I wanted to see if anyone can explain why the following code works with valueOf but not others.
import java.math.BigDecimal;
public class Change {
public static void main(String args[]) {
double a = 4.00d;
double b = 3.10d;
BigDecimal a1 = new BigDecimal(a);
BigDecimal b1 = new BigDecimal(b);
BigDecimal diff = a1.subtract(b1);
System.out.println("Double difference");
System.out.println(diff);
float c = 4.00f;
float d = 3.10f;
BigDecimal a2 = new BigDecimal(c);
BigDecimal b2 = new BigDecimal(d);
BigDecimal diff2 = a2.subtract(b2);
System.out.println("Float difference");
System.out.println(diff2);
System.out.println("Valueof Difference");
System.out.println(BigDecimal.valueOf(4.00).subtract(BigDecimal.valueOf(3.10)));
}
}
The output looks like:
>java Change
Double difference
0.899999999999999911182158029987476766109466552734375
Float difference
0.900000095367431640625
Valueof Difference
0.9
My question is: What does valueOf() do to get the precision?
Is there any other way of getting the correct result without rounding off to the 2 digits manually?
thanks,
Looking at the source code for BigDecimal, it does:
public static BigDecimal valueOf(double val) {
// Reminder: a zero double returns '0.0', so we cannot fastpath
// to use the constant ZERO. This might be important enough to
// justify a factory approach, a cache, or a few private
// constants, later.
return new BigDecimal(Double.toString(val));
}
From its JavaDoc:
Translates a double into a BigDecimal,
using the double's canonical string
representation provided by the
Double.toString(double) method.
Note: This is generally the preferred way to
convert a double (or float) into a
BigDecimal, as the value returned is
equal to that resulting from
constructing a BigDecimal from the
result of using
Double.toString(double).
Because of floating-point representation, a double value is not exactly what you set it as. However, during String representation, it rounds off what it displays. (All of the rules are on it's JavaDoc).
Furthermore, because of this rounding, if you did:
BigDecimal d = BigDecimal.valueOf(4.00000000000000000000000000000000001));
you would get the wrong value. (d == 4.0)
So, it's pretty much always better to initialize these with strings.
BigDecimal.valueOf(double) first does a conversion from double to String, then String to BigDecimal.

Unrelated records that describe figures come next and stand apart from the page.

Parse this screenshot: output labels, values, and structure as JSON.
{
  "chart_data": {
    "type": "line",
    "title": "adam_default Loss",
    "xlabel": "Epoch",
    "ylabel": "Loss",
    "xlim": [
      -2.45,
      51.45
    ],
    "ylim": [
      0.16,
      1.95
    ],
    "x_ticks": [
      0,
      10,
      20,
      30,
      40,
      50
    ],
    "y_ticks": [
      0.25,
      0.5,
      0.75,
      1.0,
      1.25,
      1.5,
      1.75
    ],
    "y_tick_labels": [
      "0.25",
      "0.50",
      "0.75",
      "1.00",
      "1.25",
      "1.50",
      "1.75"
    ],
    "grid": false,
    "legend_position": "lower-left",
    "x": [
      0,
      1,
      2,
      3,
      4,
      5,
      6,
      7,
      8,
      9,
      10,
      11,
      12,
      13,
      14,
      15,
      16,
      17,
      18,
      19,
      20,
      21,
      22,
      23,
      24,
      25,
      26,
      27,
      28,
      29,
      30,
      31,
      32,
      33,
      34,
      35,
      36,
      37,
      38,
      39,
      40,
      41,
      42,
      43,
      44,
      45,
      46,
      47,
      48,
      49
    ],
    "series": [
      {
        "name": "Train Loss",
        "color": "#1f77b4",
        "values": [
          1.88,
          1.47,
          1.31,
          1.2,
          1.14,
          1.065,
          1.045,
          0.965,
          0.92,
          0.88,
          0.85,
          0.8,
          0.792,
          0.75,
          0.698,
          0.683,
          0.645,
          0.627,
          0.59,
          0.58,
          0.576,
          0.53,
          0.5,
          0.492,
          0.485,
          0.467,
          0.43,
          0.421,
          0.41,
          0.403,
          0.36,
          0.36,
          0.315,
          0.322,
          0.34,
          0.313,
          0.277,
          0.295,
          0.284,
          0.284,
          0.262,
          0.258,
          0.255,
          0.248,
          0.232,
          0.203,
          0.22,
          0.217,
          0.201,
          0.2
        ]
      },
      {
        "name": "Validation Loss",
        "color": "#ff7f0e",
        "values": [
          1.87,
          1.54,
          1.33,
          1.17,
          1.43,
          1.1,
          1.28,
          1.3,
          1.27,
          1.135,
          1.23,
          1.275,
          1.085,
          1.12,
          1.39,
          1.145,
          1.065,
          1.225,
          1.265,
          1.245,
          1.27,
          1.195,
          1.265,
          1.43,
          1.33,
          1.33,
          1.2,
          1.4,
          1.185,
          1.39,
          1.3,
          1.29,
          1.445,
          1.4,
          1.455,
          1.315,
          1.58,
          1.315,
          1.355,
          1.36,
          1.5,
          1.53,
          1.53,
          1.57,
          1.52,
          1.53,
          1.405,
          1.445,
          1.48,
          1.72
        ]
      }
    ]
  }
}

In the first case, you're starting with a double or float, converting to BigDecimal, calculating the difference. In the second case, you're starting with double or float, converting to a String, then converting to BigDecimal, then calculating the difference.
From the Javadocs:
public static BigDecimal valueOf(double val)
Translates a double into a BigDecimal,
using the double's canonical string
representation provided by the
Double.toString(double) method. Note:
This is generally the preferred way to
convert a double (or float) into a
BigDecimal, as the value returned is
equal to that resulting from
constructing a BigDecimal from the
result of using
Double.toString(double).
I think this answers both of your questions.
Cheers,
The valueOf works because it calls Double.toString. from the Javadoc:
public static BigDecimal valueOf(double val)
Translates a double into a BigDecimal, using the double's
canonical string representation
provided by the
Double.toString(double) method.
When you pass a double into the BigDecimal constructor, the constructor takes the floating-point value and reproduces it exactly. The toString code finds an approximation for the floating point value.
In case you didn't notice, using System.out.println() to show a floating point number doesn't show the same results as if you wrap the floating point number in a BigDecimal first (using the BigDecimal constructor that takes a double).